Yeah, BASIC Anywhere Machine is not going to be a Visual Studio killer …

Whatever team decides to make BASIC Anywhere Machine a primary/secondary development tool: Darwin Award candidates ???

BTW: Not BASIC programming in the web (which kind of entails being online.) More BASIC programming in your web browser, whether online or offline (I do have to test the offline thing to make sure I haven’t forgotten about any online dependencies. So many things to do, not enough lifetimes…)

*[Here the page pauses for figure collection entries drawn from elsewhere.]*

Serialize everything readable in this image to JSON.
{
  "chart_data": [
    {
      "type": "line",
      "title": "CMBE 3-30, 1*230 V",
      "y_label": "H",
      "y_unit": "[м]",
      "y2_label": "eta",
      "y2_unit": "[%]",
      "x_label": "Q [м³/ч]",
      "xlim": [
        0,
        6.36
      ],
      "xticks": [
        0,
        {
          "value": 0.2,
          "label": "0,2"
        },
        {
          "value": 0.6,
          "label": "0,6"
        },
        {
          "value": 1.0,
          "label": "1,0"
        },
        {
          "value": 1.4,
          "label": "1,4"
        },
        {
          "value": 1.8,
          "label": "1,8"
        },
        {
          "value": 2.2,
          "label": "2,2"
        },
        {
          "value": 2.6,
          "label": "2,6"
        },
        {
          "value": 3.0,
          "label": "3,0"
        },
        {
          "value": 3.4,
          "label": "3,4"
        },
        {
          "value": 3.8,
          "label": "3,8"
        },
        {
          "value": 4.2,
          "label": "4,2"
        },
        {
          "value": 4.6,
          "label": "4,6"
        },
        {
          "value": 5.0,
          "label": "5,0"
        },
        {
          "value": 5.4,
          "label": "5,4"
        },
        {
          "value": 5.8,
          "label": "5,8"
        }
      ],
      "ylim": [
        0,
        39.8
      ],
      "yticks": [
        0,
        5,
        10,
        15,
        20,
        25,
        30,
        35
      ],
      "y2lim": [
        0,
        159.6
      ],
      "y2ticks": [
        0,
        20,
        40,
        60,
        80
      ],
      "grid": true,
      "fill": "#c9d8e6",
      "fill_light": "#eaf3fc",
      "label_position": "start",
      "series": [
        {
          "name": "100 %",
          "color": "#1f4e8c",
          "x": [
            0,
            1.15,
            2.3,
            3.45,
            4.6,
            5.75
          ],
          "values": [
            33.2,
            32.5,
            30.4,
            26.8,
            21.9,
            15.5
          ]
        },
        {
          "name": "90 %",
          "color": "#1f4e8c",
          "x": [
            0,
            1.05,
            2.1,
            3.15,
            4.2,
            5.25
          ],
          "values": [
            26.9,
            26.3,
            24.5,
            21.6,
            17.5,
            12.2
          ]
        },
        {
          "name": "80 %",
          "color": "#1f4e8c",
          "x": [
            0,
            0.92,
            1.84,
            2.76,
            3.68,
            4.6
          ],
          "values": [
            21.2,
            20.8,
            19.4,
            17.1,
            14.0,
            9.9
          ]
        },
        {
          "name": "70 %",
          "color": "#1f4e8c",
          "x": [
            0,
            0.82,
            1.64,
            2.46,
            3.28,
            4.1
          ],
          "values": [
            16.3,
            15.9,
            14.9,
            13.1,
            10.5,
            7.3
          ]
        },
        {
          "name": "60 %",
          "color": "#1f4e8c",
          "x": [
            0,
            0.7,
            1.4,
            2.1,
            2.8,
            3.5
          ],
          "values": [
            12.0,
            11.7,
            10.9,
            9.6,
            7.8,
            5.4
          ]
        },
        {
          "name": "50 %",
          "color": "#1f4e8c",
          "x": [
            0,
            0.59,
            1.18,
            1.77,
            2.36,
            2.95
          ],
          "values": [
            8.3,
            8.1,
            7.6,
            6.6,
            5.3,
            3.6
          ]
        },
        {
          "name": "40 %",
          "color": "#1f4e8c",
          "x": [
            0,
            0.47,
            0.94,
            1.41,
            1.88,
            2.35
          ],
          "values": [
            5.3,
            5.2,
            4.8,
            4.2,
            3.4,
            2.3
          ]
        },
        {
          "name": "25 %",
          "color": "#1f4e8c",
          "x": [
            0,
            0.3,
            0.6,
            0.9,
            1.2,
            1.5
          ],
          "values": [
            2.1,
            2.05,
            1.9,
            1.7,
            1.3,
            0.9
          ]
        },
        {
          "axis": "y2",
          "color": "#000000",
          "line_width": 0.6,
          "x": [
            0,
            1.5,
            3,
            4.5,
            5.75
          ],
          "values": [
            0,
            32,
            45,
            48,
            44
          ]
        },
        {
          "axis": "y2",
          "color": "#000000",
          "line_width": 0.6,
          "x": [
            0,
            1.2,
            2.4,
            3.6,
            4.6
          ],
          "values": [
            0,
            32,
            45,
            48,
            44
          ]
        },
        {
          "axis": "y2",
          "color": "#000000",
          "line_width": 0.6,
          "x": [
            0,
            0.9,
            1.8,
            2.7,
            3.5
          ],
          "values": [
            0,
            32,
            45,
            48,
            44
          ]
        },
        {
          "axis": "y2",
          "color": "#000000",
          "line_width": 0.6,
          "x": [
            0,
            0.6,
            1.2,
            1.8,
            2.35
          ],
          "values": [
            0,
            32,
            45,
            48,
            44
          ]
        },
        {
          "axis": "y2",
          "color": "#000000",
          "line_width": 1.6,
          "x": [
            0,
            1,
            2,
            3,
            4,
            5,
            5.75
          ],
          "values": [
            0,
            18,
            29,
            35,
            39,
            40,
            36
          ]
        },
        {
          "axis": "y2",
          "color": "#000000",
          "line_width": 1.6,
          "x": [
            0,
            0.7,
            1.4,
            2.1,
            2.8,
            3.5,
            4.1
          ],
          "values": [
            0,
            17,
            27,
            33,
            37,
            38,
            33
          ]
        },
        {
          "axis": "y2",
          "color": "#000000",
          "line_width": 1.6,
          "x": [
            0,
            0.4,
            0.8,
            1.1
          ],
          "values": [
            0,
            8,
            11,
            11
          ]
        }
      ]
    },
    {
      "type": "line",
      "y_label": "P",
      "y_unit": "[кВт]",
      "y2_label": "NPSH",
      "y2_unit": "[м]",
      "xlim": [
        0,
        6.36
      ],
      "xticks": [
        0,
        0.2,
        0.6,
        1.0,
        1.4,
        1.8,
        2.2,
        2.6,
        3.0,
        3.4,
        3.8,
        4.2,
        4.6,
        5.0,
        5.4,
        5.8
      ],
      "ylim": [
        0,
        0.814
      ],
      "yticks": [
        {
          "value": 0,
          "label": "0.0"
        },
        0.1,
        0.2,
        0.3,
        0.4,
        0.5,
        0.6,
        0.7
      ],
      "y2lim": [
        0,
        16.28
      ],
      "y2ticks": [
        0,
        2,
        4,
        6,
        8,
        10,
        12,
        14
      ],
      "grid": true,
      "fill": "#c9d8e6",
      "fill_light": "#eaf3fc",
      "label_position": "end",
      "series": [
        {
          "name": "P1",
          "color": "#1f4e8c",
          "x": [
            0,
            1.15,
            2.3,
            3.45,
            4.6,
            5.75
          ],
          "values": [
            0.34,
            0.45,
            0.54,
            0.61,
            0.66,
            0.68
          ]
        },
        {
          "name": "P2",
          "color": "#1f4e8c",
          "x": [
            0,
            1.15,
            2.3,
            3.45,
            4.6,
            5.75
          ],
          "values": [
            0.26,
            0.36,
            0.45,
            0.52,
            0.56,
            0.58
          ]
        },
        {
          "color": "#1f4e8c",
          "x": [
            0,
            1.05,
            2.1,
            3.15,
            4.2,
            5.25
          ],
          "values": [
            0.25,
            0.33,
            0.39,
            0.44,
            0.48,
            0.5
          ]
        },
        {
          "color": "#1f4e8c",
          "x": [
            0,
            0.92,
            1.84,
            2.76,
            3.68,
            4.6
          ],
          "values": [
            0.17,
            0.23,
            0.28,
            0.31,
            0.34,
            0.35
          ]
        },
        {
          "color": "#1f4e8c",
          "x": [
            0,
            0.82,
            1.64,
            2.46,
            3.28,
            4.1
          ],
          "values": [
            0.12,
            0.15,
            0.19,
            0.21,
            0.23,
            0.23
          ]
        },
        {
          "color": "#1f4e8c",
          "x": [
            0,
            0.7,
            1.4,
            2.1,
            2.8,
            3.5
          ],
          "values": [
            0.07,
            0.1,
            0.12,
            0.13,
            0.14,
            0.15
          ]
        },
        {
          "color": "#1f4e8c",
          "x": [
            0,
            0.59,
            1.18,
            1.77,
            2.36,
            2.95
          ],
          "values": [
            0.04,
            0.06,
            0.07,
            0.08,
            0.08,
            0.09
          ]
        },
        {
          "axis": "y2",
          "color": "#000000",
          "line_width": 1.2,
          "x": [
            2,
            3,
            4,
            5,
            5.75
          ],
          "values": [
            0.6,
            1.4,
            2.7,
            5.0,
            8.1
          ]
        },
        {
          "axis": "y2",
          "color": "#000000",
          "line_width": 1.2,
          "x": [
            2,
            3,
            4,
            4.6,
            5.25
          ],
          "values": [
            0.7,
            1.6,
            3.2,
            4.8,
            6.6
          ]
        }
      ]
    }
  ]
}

Aside: When I started learning BASIC, I wasn’t yet at the “wet dreams” stage of life, and am now at an age in which the dreams are pretty frigging dry …

Back to topic:

I’ve got to thank all of you for making me realise I need to state the scope of this project (i.e. audience, purpose, etc.)

So I’ve started cobbling together a couple of related pages: It is. It isn’t. and Noteworthy BASIC Implementations (for other BASIC implementations that can do things absolutely not in the scope of BASIC Anywhere Machine.)